Audrey Niffenegger, who has recently become known for her work “The Time Traveler’s Wife,” has triumphed again with her latest novel, “Her Fearful Symmetry.”
Set in London, Highgate Cemetery to be exact, Niffenegger weaves connections between sisters, strangers and even ghosts. The novel revolves around the relationships between two sets of twins, a bond that is often thought of as one of the strongest and unbreakable.
However, when Niffenegger reveals how these deep-seated bonds can be overturned, we are left to question every other relationship in the novel: if such a strong bond can be jilted, what are we to expect from other relationships? While this novel appears to be about symmetry and pairs, it is actually a story about finding individuality amidst the confusing, and often dangerous, boundaries of familial, friendly, and even erotic, relationships.
The two American twins at the heart of this novel, Valentina and Julia, move into a flat given to them by their recently departed Aunt Elspeth (their mother’s estranged twin sister). The news of an estranged aunt and a fresh start in a new country come as quite a surprise and opportunity to the twins who are lacking a sense of direction. After dropping out of multiple colleges, the twins move into the flat where they become stuck in a state of stasis and uncertainty.
From the beginning, the difference between the twins becomes clear. While Julia is excited to move to London and learn about their departed aunt through living in her flat, Valentina is hesitant, desiring rather to return to college to pursue her dream of fashion design. In the end, Valentina’s need to be close to her twin wins out, and she agrees to move to London with Julia.
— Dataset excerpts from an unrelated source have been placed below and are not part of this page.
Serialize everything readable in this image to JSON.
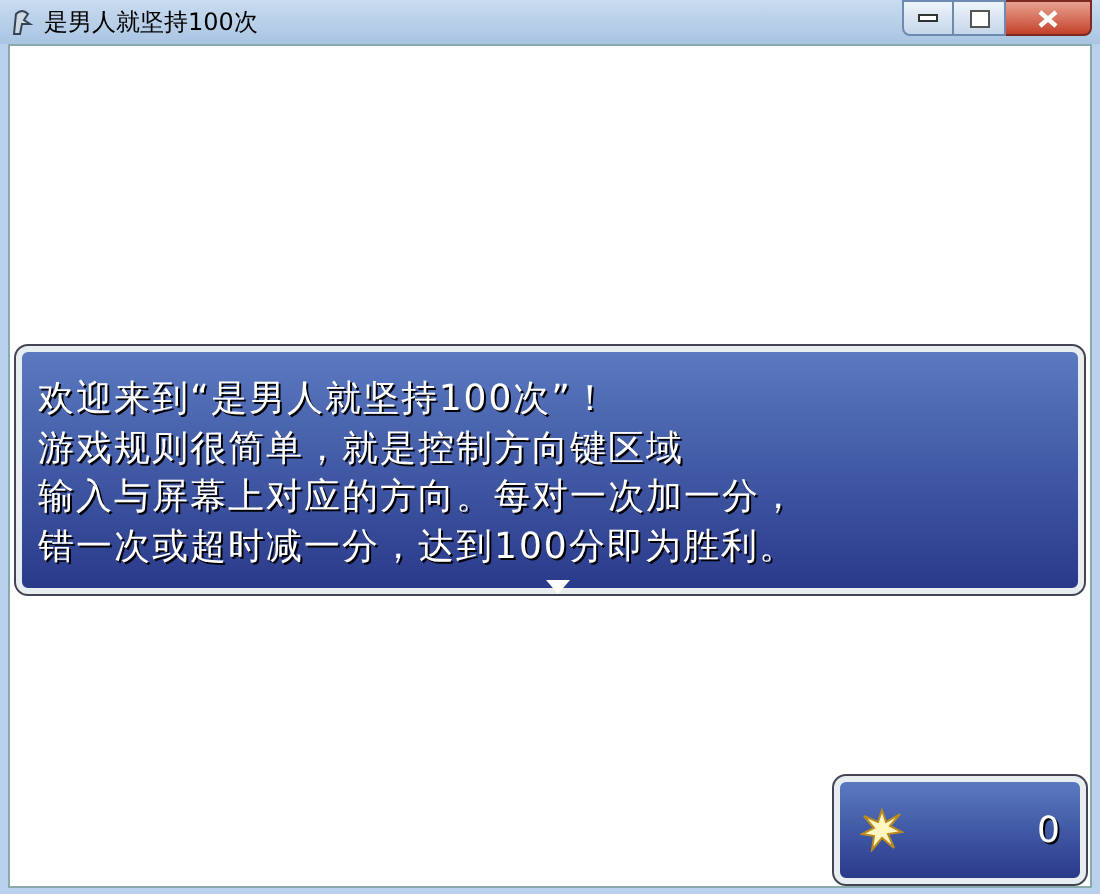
{
  "window": {
    "title": "是男人就坚持100次"
  },
  "message": {
    "lines": [
      "欢迎来到“是男人就坚持100次”！",
      "游戏规则很简单，就是控制方向键区域",
      "输入与屏幕上对应的方向。每对一次加一分，",
      "错一次或超时减一分，达到100分即为胜利。"
    ]
  },
  "score": {
    "value": "0"
  }
}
Along with the move into the flat though, there are some conditions: The twins must live in the flat for at least one year before selling it, and their parents are not allowed to enter the apartment at all.
Clearly, Niffenegger is hinting at some sort of familial disconnect between the departed aunt and her twin, the girls’ mother, but the surprising event that causes it is not revealed until much later in the novel. With these restrictions in mind, the twins move into their aunt’s flat bordering Highgate Cemetery, where they soon find more than expected.
As expected when you hear that the flat is on the border of a cemetery, it isn’t exactly a normal living situation. While the flat itself is beautiful and full of antiques and priceless books, the inhabitants of the building are not quite so normal.
In the downstairs flat is Robert, Elspeth’s former lover, who establishes a voyeuristic and quite eerie relationship with the twins. His voyeurism leads him to eventually begin a romantic relationship with Valentina, a girl much younger than him, seeing traits in her that he misses so desperately from his beloved Elspeth.
In the upstairs flat is Martin, a man who suffers from obsessive compulsive disorder and agoraphobia. Martin is trying to piece his life together after his wife finally cannot take the circumstances of his diseases any more and leaves him and moves to her native country, Holland. Julia, driven by curiosity, develops a relationship with Martin while she is left more and more to her own devices while Valentina spends more time with Robert.
Finally, and most importantly, the most unique inhabitant of the building is the spirit of the twins’ Aunt Elspeth, which is trapped inside her flat. While these relationships grow and develop, Niffenegger creates new bonds while others become weaker, forcing the reader to question the normal perceptions of what constitutes a strong relationship. By the end of the novel, the only character who has a clear sense of direction is the ghost of Elspeth, throwing the other characters into a confusing search for identity and purpose that will surprise and confuse the reader up until the very end.
While “Her Fearful Symmetry” appears to be a novel about pairing and symmetry, it is actually about how twisted our perceptions of the concepts of sisterhood, love and death actually are. Although there are still the familiar elements of love, coming of age and family, Niffenegger artfully presents them in ways that turn them on their heads, transforming this novel from a simple ghost story and into a statement on forging an identity that is actually quite extraordinary.